Experts recommend that consumers look for broad-spectrum, water-resistant formulas that protect against UVA and UVB rays and provide a sun protection factor of at least 30, but Rigel and other dermatologists recommend SPF 50 formulas.
“The data is clear,” reiterated Rigel. “The regular use of sunscreen lowers the risk of skin cancer. It really works. (And) the best sunscreen is the one you use!”
He told reporters patients often bring bottles of sunscreen to their appointments and ask, “This sunscreen is five years old. Is it still good?”
That’s a bewildering question to the dermatologist.
“How does a three-ounce tube of sunscreen last five years? People don’t use enough,” he told reporters. “If your sunscreen fails, you didn’t apply it correctly!”
Rigel recalled a study that he conducted a decade ago to assess how consumers apply sunscreen. Many subjects completely missed entire sections of their body, especially around the eye area.
Looking ahead, Ruvolo, other Bayer executives and the entire industry is keeping an eye on the US Food and Drug Administration’s torturous approval process for eight UV filters which are already available in Europe. According to experts, the European Union maintains a list of 27 UV actives. In contrast, the FDA’s current list contains 16 approved sunscreens. Of these, only eight are used regularly and only two offer good UVA protection.

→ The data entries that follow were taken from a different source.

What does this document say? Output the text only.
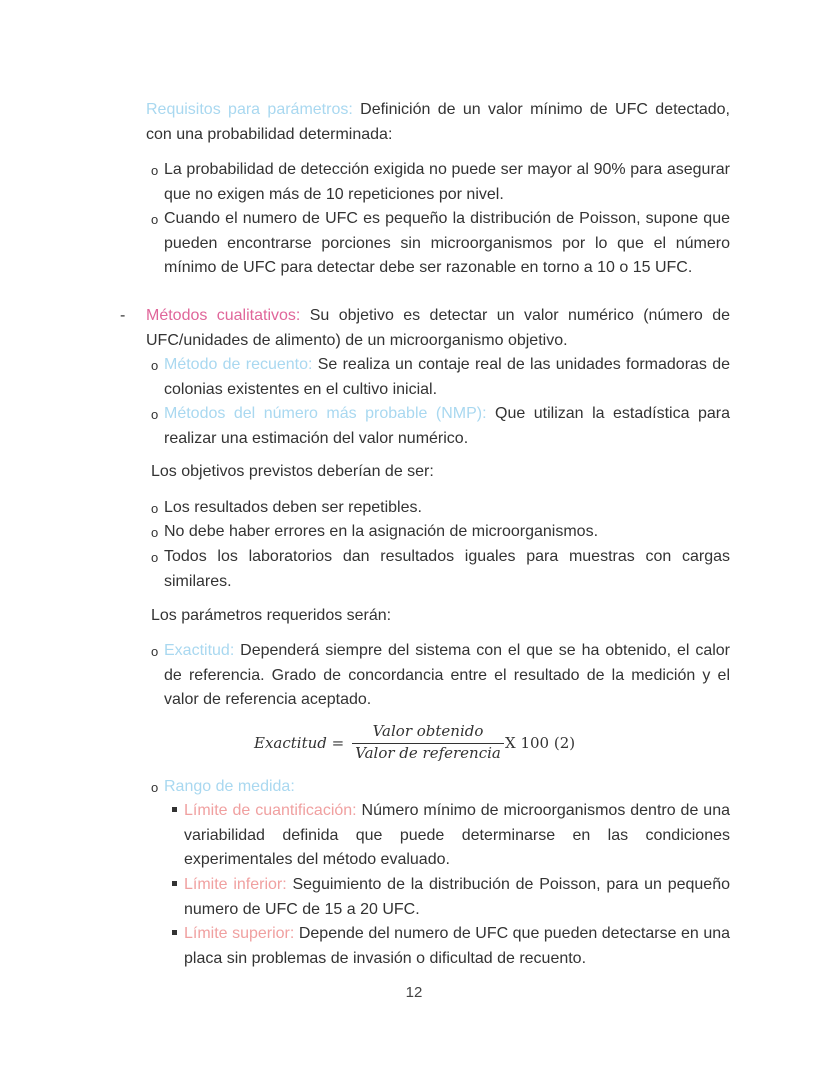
Requisitos para parámetros: Definición de un valor mínimo de UFC detectado, con una probabilidad determinada:

o La probabilidad de detección exigida no puede ser mayor al 90% para asegurar que no exigen más de 10 repeticiones por nivel.

o Cuando el numero de UFC es pequeño la distribución de Poisson, supone que pueden encontrarse porciones sin microorganismos por lo que el número mínimo de UFC para detectar debe ser razonable en torno a 10 o 15 UFC.

- Métodos cualitativos: Su objetivo es detectar un valor numérico (número de UFC/unidades de alimento) de un microorganismo objetivo.

o Método de recuento: Se realiza un contaje real de las unidades formadoras de colonias existentes en el cultivo inicial.

o Métodos del número más probable (NMP): Que utilizan la estadística para realizar una estimación del valor numérico.

Los objetivos previstos deberían de ser:

o Los resultados deben ser repetibles.

o No debe haber errores en la asignación de microorganismos.

o Todos los laboratorios dan resultados iguales para muestras con cargas similares.

Los parámetros requeridos serán:

o Exactitud: Dependerá siempre del sistema con el que se ha obtenido, el calor de referencia. Grado de concordancia entre el resultado de la medición y el valor de referencia aceptado.

Exactitud =
Valor obtenido
Valor de referencia
X 100 (2)
o Rango de medida:

Límite de cuantificación: Número mínimo de microorganismos dentro de una variabilidad definida que puede determinarse en las condiciones experimentales del método evaluado.

Límite inferior: Seguimiento de la distribución de Poisson, para un pequeño numero de UFC de 15 a 20 UFC.

Límite superior: Depende del numero de UFC que pueden detectarse en una placa sin problemas de invasión o dificultad de recuento.

12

Rigel predicted that micronized sunscreen actives will continue to gain share and wondered aloud if oral sunscreens may someday become a reality—although he insisted there is no substitute for the protection provided by topical sunscreens. Rigel added that he is against an FDA-proposed rule that would cap on SPF label values at 50.
Sunscreen use in elementary schools is also undergoing change. Because FDA classifies sunscreen as over-the-counter drugs, many states ban sunscreen in schools. But Eduardo and Rigel predicted that the ban will be overturned on a state-by-state basis. In fact, Washington schools recently made sunscreens legal.
In concluding the roundtable, Rigel urged reporters to help get the message out regarding the importance of regular sunscreen use.
“I would love to put myself out of business,” he insisted. “At least in terms of melanoma treatment!”